Lastly, it is possible to use artificial intelligence to counter artificial intelligence. As deep fakes become more and more realistic it will become increasingly difficult for the human eye to point out the differences. Thankfully, we already have already created machine eyes. Those interested in entering the field of artificial intelligence can choose to focus on developing technology for detecting AI rather than developing technology to alter or replace human intelligence. For instance, with every heartbeat blood rushes into our face and to our brain. Though undetectable to the human eye this changes the tint of our skin ever so slightly. This is a tiny detail that is easy to miss and hard to model using deep fakes. Someone could develop technology that looks for this slight skin color change in videos to determine if a video is real or fake. I am sure there are many other tiny details that are left out in deep fakes. As the technology becomes better and better these tiny details will become increasingly important.

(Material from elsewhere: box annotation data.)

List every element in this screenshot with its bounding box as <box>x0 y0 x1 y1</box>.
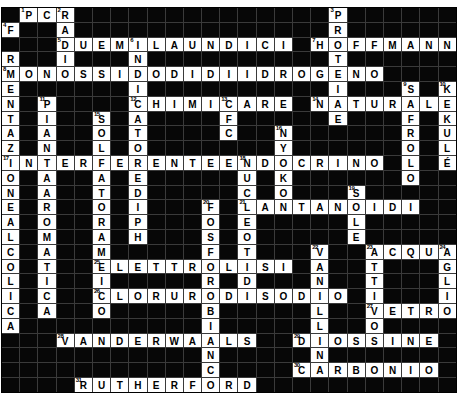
cell-r4c2[interactable]: N <box>38 67 55 81</box>
cell-r24c18[interactable]: R <box>329 363 346 377</box>
cell-r10c0[interactable]: 17I <box>2 156 19 170</box>
cell-r5c24[interactable]: 10K <box>439 82 456 96</box>
cell-r13c18[interactable]: N <box>329 200 346 214</box>
cell-r7c24[interactable]: K <box>439 112 456 126</box>
cell-r19c8[interactable]: R <box>148 289 165 303</box>
cell-r20c22[interactable]: T <box>402 304 419 318</box>
cell-r9c22[interactable]: O <box>402 141 419 155</box>
cell-r4c20[interactable]: O <box>366 67 383 81</box>
letter: O <box>20 68 37 81</box>
cell-r17c12[interactable]: L <box>220 260 237 274</box>
letter: T <box>166 261 183 274</box>
cell-r12c19[interactable]: 19S <box>348 186 365 200</box>
cell-r16c24[interactable]: 24A <box>439 245 456 259</box>
cell-r25c13[interactable]: D <box>238 378 255 392</box>
cell-r13c20[interactable]: I <box>366 200 383 214</box>
cell-r25c11[interactable]: O <box>202 378 219 392</box>
cell-r12c13[interactable]: C <box>238 186 255 200</box>
cell-r15c2[interactable]: M <box>38 230 55 244</box>
cell-r19c0[interactable]: I <box>2 289 19 303</box>
cell-r25c16-black <box>293 378 310 392</box>
cell-r5c22[interactable]: 9S <box>402 82 419 96</box>
cell-r23c11[interactable]: N <box>202 348 219 362</box>
cell-r13c19[interactable]: O <box>348 200 365 214</box>
cell-r7c7[interactable]: A <box>129 112 146 126</box>
cell-r6c11[interactable]: I <box>202 97 219 111</box>
cell-r14c0[interactable]: A <box>2 215 19 229</box>
cell-r4c3[interactable]: O <box>57 67 74 81</box>
cell-r24c16[interactable]: 30C <box>293 363 310 377</box>
cell-r17c20[interactable]: T <box>366 260 383 274</box>
cell-r18c24[interactable]: L <box>439 274 456 288</box>
cell-r15c13[interactable]: O <box>238 230 255 244</box>
cell-r19c6[interactable]: L <box>111 289 128 303</box>
cell-r19c12[interactable]: D <box>220 289 237 303</box>
cell-r20c0[interactable]: C <box>2 304 19 318</box>
cell-r21c20[interactable]: O <box>366 319 383 333</box>
cell-r19c15[interactable]: O <box>275 289 292 303</box>
cell-r22c16[interactable]: 29D <box>293 334 310 348</box>
cell-r15c15-black <box>275 230 292 244</box>
cell-r9c15[interactable]: Y <box>275 141 292 155</box>
cell-r15c5[interactable]: A <box>93 230 110 244</box>
cell-r11c24-black <box>439 171 456 185</box>
cell-r17c14[interactable]: S <box>257 260 274 274</box>
cell-r6c20[interactable]: U <box>366 97 383 111</box>
cell-r19c14[interactable]: S <box>257 289 274 303</box>
cell-r10c20[interactable]: O <box>366 156 383 170</box>
cell-r22c22[interactable]: N <box>402 334 419 348</box>
cell-r7c22[interactable]: F <box>402 112 419 126</box>
cell-r6c13[interactable]: A <box>238 97 255 111</box>
cell-r3c0[interactable]: R <box>2 52 19 66</box>
cell-r17c24[interactable]: G <box>439 260 456 274</box>
cell-r25c10[interactable]: F <box>184 378 201 392</box>
cell-r10c4[interactable]: R <box>75 156 92 170</box>
cell-r3c16-black <box>293 52 310 66</box>
cell-r22c21[interactable]: I <box>384 334 401 348</box>
cell-r16c22[interactable]: Q <box>402 245 419 259</box>
cell-r10c9[interactable]: N <box>166 156 183 170</box>
cell-r15c0[interactable]: L <box>2 230 19 244</box>
cell-r25c4[interactable]: 31R <box>75 378 92 392</box>
cell-r8c12[interactable]: C <box>220 126 237 140</box>
cell-r4c19[interactable]: N <box>348 67 365 81</box>
cell-r2c12[interactable]: D <box>220 38 237 52</box>
cell-r23c17[interactable]: N <box>311 348 328 362</box>
cell-r20c2[interactable]: A <box>38 304 55 318</box>
letter: I <box>238 39 255 52</box>
cell-r2c14[interactable]: C <box>257 38 274 52</box>
cell-r14c2[interactable]: O <box>38 215 55 229</box>
cell-r12c11-black <box>202 186 219 200</box>
cell-r19c18[interactable]: O <box>329 289 346 303</box>
cell-r7c12[interactable]: F <box>220 112 237 126</box>
cell-r6c24[interactable]: E <box>439 97 456 111</box>
cell-r25c12[interactable]: R <box>220 378 237 392</box>
cell-r19c10[interactable]: R <box>184 289 201 303</box>
cell-r25c6[interactable]: T <box>111 378 128 392</box>
cell-r21c0[interactable]: A <box>2 319 19 333</box>
cell-r22c19[interactable]: S <box>348 334 365 348</box>
cell-r4c6[interactable]: I <box>111 67 128 81</box>
cell-r22c17[interactable]: I <box>311 334 328 348</box>
cell-r22c4[interactable]: A <box>75 334 92 348</box>
cell-r19c11[interactable]: O <box>202 289 219 303</box>
cell-r16c20[interactable]: 23A <box>366 245 383 259</box>
cell-r2c23[interactable]: N <box>420 38 437 52</box>
cell-r10c22[interactable]: L <box>402 156 419 170</box>
cell-r0c1[interactable]: 1P <box>20 8 37 22</box>
cell-r15c11[interactable]: S <box>202 230 219 244</box>
cell-r18c13[interactable]: D <box>238 274 255 288</box>
cell-r4c4[interactable]: S <box>75 67 92 81</box>
cell-r6c12[interactable]: 13C <box>220 97 237 111</box>
cell-r0c2[interactable]: C <box>38 8 55 22</box>
cell-r18c0[interactable]: L <box>2 274 19 288</box>
cell-r25c9[interactable]: R <box>166 378 183 392</box>
cell-r4c18[interactable]: E <box>329 67 346 81</box>
cell-r6c21[interactable]: R <box>384 97 401 111</box>
cell-r6c0[interactable]: N <box>2 97 19 111</box>
cell-r19c13[interactable]: I <box>238 289 255 303</box>
cell-r2c22[interactable]: A <box>402 38 419 52</box>
cell-r8c7[interactable]: T <box>129 126 146 140</box>
cell-r3c18[interactable]: T <box>329 52 346 66</box>
cell-r22c20[interactable]: S <box>366 334 383 348</box>
cell-r8c2[interactable]: A <box>38 126 55 140</box>
cell-r10c14[interactable]: D <box>257 156 274 170</box>
cell-r22c13[interactable]: S <box>238 334 255 348</box>
cell-r10c7[interactable]: R <box>129 156 146 170</box>
cell-r4c10[interactable]: I <box>184 67 201 81</box>
cell-r10c2[interactable]: T <box>38 156 55 170</box>
cell-r19c5[interactable]: 26C <box>93 289 110 303</box>
cell-r6c10[interactable]: M <box>184 97 201 111</box>
cell-r14c5[interactable]: R <box>93 215 110 229</box>
cell-r20c11[interactable]: B <box>202 304 219 318</box>
cell-r0c3[interactable]: 2R <box>57 8 74 22</box>
cell-r14c13[interactable]: E <box>238 215 255 229</box>
letter: S <box>348 335 365 348</box>
cell-r3c11-black <box>202 52 219 66</box>
cell-r9c0[interactable]: Z <box>2 141 19 155</box>
cell-r6c2[interactable]: 11P <box>38 97 55 111</box>
cell-r17c6[interactable]: L <box>111 260 128 274</box>
cell-r7c18[interactable]: E <box>329 112 346 126</box>
cell-r10c16[interactable]: C <box>293 156 310 170</box>
cell-r14c7[interactable]: P <box>129 215 146 229</box>
cell-r11c1-black <box>20 171 37 185</box>
cell-r22c12[interactable]: L <box>220 334 237 348</box>
cell-r17c17[interactable]: A <box>311 260 328 274</box>
cell-r17c8[interactable]: T <box>148 260 165 274</box>
cell-r6c22[interactable]: A <box>402 97 419 111</box>
cell-r2c5[interactable]: E <box>93 38 110 52</box>
cell-r15c12-black <box>220 230 237 244</box>
cell-r9c5[interactable]: L <box>93 141 110 155</box>
cell-r17c13[interactable]: I <box>238 260 255 274</box>
cell-r16c21[interactable]: C <box>384 245 401 259</box>
cell-r20c24[interactable]: O <box>439 304 456 318</box>
cell-r19c7[interactable]: O <box>129 289 146 303</box>
cell-r2c6[interactable]: M <box>111 38 128 52</box>
cell-r24c23[interactable]: O <box>420 363 437 377</box>
cell-r21c11[interactable]: I <box>202 319 219 333</box>
cell-r17c11[interactable]: O <box>202 260 219 274</box>
cell-r5c0[interactable]: E <box>2 82 19 96</box>
cell-r2c7[interactable]: 6I <box>129 38 146 52</box>
letter: O <box>129 142 146 155</box>
cell-r17c5[interactable]: 25E <box>93 260 110 274</box>
cell-r19c9[interactable]: U <box>166 289 183 303</box>
cell-r10c12[interactable]: E <box>220 156 237 170</box>
cell-r6c7[interactable]: 12C <box>129 97 146 111</box>
cell-r17c7[interactable]: E <box>129 260 146 274</box>
cell-r2c10[interactable]: U <box>184 38 201 52</box>
cell-r18c2[interactable]: I <box>38 274 55 288</box>
cell-r17c19-black <box>348 260 365 274</box>
letter: O <box>93 127 110 140</box>
cell-r18c18-black <box>329 274 346 288</box>
cell-r2c15[interactable]: I <box>275 38 292 52</box>
cell-r13c14[interactable]: A <box>257 200 274 214</box>
cell-r6c17[interactable]: 14N <box>311 97 328 111</box>
cell-r6c18[interactable]: A <box>329 97 346 111</box>
cell-r4c9[interactable]: D <box>166 67 183 81</box>
cell-r10c19[interactable]: N <box>348 156 365 170</box>
letter: I <box>366 290 383 303</box>
cell-r24c11[interactable]: C <box>202 363 219 377</box>
cell-r13c16[interactable]: T <box>293 200 310 214</box>
cell-r13c17[interactable]: A <box>311 200 328 214</box>
cell-r10c8[interactable]: E <box>148 156 165 170</box>
cell-r6c8[interactable]: H <box>148 97 165 111</box>
cell-r13c0[interactable]: E <box>2 200 19 214</box>
cell-r22c15-black <box>275 334 292 348</box>
cell-r24c20[interactable]: O <box>366 363 383 377</box>
cell-r6c19[interactable]: T <box>348 97 365 111</box>
cell-r13c22[interactable]: I <box>402 200 419 214</box>
cell-r7c2[interactable]: I <box>38 112 55 126</box>
cell-r24c17[interactable]: A <box>311 363 328 377</box>
cell-r2c8[interactable]: L <box>148 38 165 52</box>
cell-r25c7[interactable]: H <box>129 378 146 392</box>
cell-r4c11[interactable]: D <box>202 67 219 81</box>
cell-r2c18[interactable]: O <box>329 38 346 52</box>
cell-r16c23[interactable]: U <box>420 245 437 259</box>
cell-r10c6[interactable]: E <box>111 156 128 170</box>
cell-r24c19[interactable]: B <box>348 363 365 377</box>
cell-r13c5[interactable]: O <box>93 200 110 214</box>
cell-r22c9[interactable]: W <box>166 334 183 348</box>
cell-r11c2[interactable]: A <box>38 171 55 185</box>
cell-r25c8[interactable]: E <box>148 378 165 392</box>
cell-r3c3[interactable]: I <box>57 52 74 66</box>
cell-r10c11[interactable]: E <box>202 156 219 170</box>
cell-r2c9[interactable]: A <box>166 38 183 52</box>
cell-r12c2[interactable]: A <box>38 186 55 200</box>
cell-r8c15[interactable]: 16N <box>275 126 292 140</box>
cell-r22c11[interactable]: A <box>202 334 219 348</box>
cell-r20c21[interactable]: E <box>384 304 401 318</box>
cell-r20c17[interactable]: L <box>311 304 328 318</box>
cell-r6c23[interactable]: L <box>420 97 437 111</box>
cell-r24c22[interactable]: I <box>402 363 419 377</box>
cell-r8c24[interactable]: U <box>439 126 456 140</box>
cell-r13c21[interactable]: D <box>384 200 401 214</box>
cell-r12c0[interactable]: N <box>2 186 19 200</box>
cell-r13c13[interactable]: 21L <box>238 200 255 214</box>
cell-r14c19[interactable]: L <box>348 215 365 229</box>
cell-r2c21[interactable]: M <box>384 38 401 52</box>
cell-r11c13[interactable]: U <box>238 171 255 185</box>
letter: T <box>111 379 128 392</box>
cell-r19c24[interactable]: I <box>439 289 456 303</box>
cell-r4c8[interactable]: O <box>148 67 165 81</box>
cell-r11c15[interactable]: K <box>275 171 292 185</box>
cell-r17c2[interactable]: T <box>38 260 55 274</box>
cell-r10c17[interactable]: R <box>311 156 328 170</box>
cell-r10c13[interactable]: 18N <box>238 156 255 170</box>
cell-r9c7[interactable]: O <box>129 141 146 155</box>
cell-r10c3[interactable]: E <box>57 156 74 170</box>
cell-r11c8-black <box>148 171 165 185</box>
cell-r10c15[interactable]: O <box>275 156 292 170</box>
cell-r4c0[interactable]: 8M <box>2 67 19 81</box>
cell-r4c17[interactable]: G <box>311 67 328 81</box>
cell-r22c5[interactable]: N <box>93 334 110 348</box>
cell-r4c12[interactable]: I <box>220 67 237 81</box>
cell-r25c22-black <box>402 378 419 392</box>
cell-r16c17[interactable]: 22V <box>311 245 328 259</box>
cell-r14c11[interactable]: O <box>202 215 219 229</box>
cell-r16c13[interactable]: T <box>238 245 255 259</box>
cell-r4c13[interactable]: I <box>238 67 255 81</box>
cell-r1c18[interactable]: R <box>329 23 346 37</box>
cell-r22c6[interactable]: D <box>111 334 128 348</box>
cell-r19c2[interactable]: C <box>38 289 55 303</box>
cell-r11c7[interactable]: E <box>129 171 146 185</box>
cell-r22c10[interactable]: A <box>184 334 201 348</box>
cell-r4c14[interactable]: D <box>257 67 274 81</box>
cell-r4c7[interactable]: D <box>129 67 146 81</box>
cell-r12c7[interactable]: D <box>129 186 146 200</box>
cell-r18c17[interactable]: N <box>311 274 328 288</box>
cell-r24c21[interactable]: N <box>384 363 401 377</box>
letter: E <box>329 113 346 126</box>
cell-r18c11[interactable]: R <box>202 274 219 288</box>
cell-r7c5[interactable]: 15S <box>93 112 110 126</box>
cell-r10c1[interactable]: N <box>20 156 37 170</box>
cell-r2c20[interactable]: F <box>366 38 383 52</box>
cell-r17c0[interactable]: O <box>2 260 19 274</box>
cell-r2c3[interactable]: 5D <box>57 38 74 52</box>
cell-r13c7[interactable]: I <box>129 200 146 214</box>
cell-r2c19[interactable]: F <box>348 38 365 52</box>
cell-r22c3[interactable]: 28V <box>57 334 74 348</box>
cell-r8c5[interactable]: O <box>93 126 110 140</box>
cell-r6c14[interactable]: R <box>257 97 274 111</box>
cell-r5c7[interactable]: I <box>129 82 146 96</box>
cell-r11c5[interactable]: A <box>93 171 110 185</box>
cell-r17c10[interactable]: R <box>184 260 201 274</box>
cell-r4c16[interactable]: O <box>293 67 310 81</box>
cell-r2c17[interactable]: 7H <box>311 38 328 52</box>
cell-r19c20[interactable]: I <box>366 289 383 303</box>
cell-r16c2[interactable]: A <box>38 245 55 259</box>
cell-r10c10[interactable]: T <box>184 156 201 170</box>
cell-r2c13[interactable]: I <box>238 38 255 52</box>
cell-r6c9[interactable]: I <box>166 97 183 111</box>
cell-r2c4[interactable]: U <box>75 38 92 52</box>
cell-r21c17[interactable]: L <box>311 319 328 333</box>
cell-r4c5[interactable]: S <box>93 67 110 81</box>
cell-r2c24[interactable]: N <box>439 38 456 52</box>
cell-r20c20[interactable]: 27V <box>366 304 383 318</box>
cell-r22c1-black <box>20 334 37 348</box>
cell-r18c5[interactable]: I <box>93 274 110 288</box>
cell-r1c0[interactable]: 4F <box>2 23 19 37</box>
cell-r13c12-black <box>220 200 237 214</box>
cell-r4c15[interactable]: R <box>275 67 292 81</box>
cell-r10c18[interactable]: I <box>329 156 346 170</box>
cell-r18c20[interactable]: T <box>366 274 383 288</box>
cell-r4c1[interactable]: O <box>20 67 37 81</box>
cell-r15c19[interactable]: E <box>348 230 365 244</box>
cell-r2c11[interactable]: N <box>202 38 219 52</box>
cell-r25c5[interactable]: U <box>93 378 110 392</box>
cell-r10c24[interactable]: É <box>439 156 456 170</box>
cell-r13c2[interactable]: R <box>38 200 55 214</box>
cell-r11c0[interactable]: O <box>2 171 19 185</box>
cell-r19c16[interactable]: D <box>293 289 310 303</box>
cell-r9c2[interactable]: N <box>38 141 55 155</box>
cell-r17c9[interactable]: T <box>166 260 183 274</box>
cell-r19c17[interactable]: I <box>311 289 328 303</box>
letter: O <box>366 320 383 333</box>
cell-r13c1-black <box>20 200 37 214</box>
cell-r6c15[interactable]: E <box>275 97 292 111</box>
cell-r22c18[interactable]: O <box>329 334 346 348</box>
cell-r16c5[interactable]: M <box>93 245 110 259</box>
cell-r9c24[interactable]: L <box>439 141 456 155</box>
cell-r5c18[interactable]: I <box>329 82 346 96</box>
cell-r22c7[interactable]: E <box>129 334 146 348</box>
cell-r8c0[interactable]: A <box>2 126 19 140</box>
cell-r15c7[interactable]: H <box>129 230 146 244</box>
cell-r20c23[interactable]: R <box>420 304 437 318</box>
cell-r1c3[interactable]: A <box>57 23 74 37</box>
cell-r13c11[interactable]: 20F <box>202 200 219 214</box>
cell-r3c7[interactable]: N <box>129 52 146 66</box>
cell-r13c15[interactable]: N <box>275 200 292 214</box>
cell-r16c11[interactable]: F <box>202 245 219 259</box>
cell-r22c8[interactable]: R <box>148 334 165 348</box>
cell-r17c15[interactable]: I <box>275 260 292 274</box>
cell-r16c0[interactable]: C <box>2 245 19 259</box>
cell-r22c23[interactable]: E <box>420 334 437 348</box>
cell-r12c5[interactable]: T <box>93 186 110 200</box>
cell-r10c5[interactable]: F <box>93 156 110 170</box>
cell-r8c22[interactable]: R <box>402 126 419 140</box>
cell-r0c18[interactable]: 3P <box>329 8 346 22</box>
cell-r20c5[interactable]: O <box>93 304 110 318</box>
cell-r11c22[interactable]: O <box>402 171 419 185</box>
cell-r7c0[interactable]: T <box>2 112 19 126</box>
cell-r12c15[interactable]: O <box>275 186 292 200</box>
letter: D <box>293 335 310 348</box>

Ultimately, the technology that allows for deep fakes and AI generated fake news will reach a point where we cannot tell the difference. If we are not ready for this future then we run the risk of completely losing sight of what is true and what is fake. Thankfully, I believe that if we take the proper steps now, when this technology is still in its infancy, we can ensure that reaching this point does not cause mass distrust and chaos. At times I find it scary to think about the future and the dangers of AI. However, by addressing these fears and discussing them with one another we open the doors for important conversations that turn into important societal beliefs and policies preventing bad people from abusing these remarkable technologies.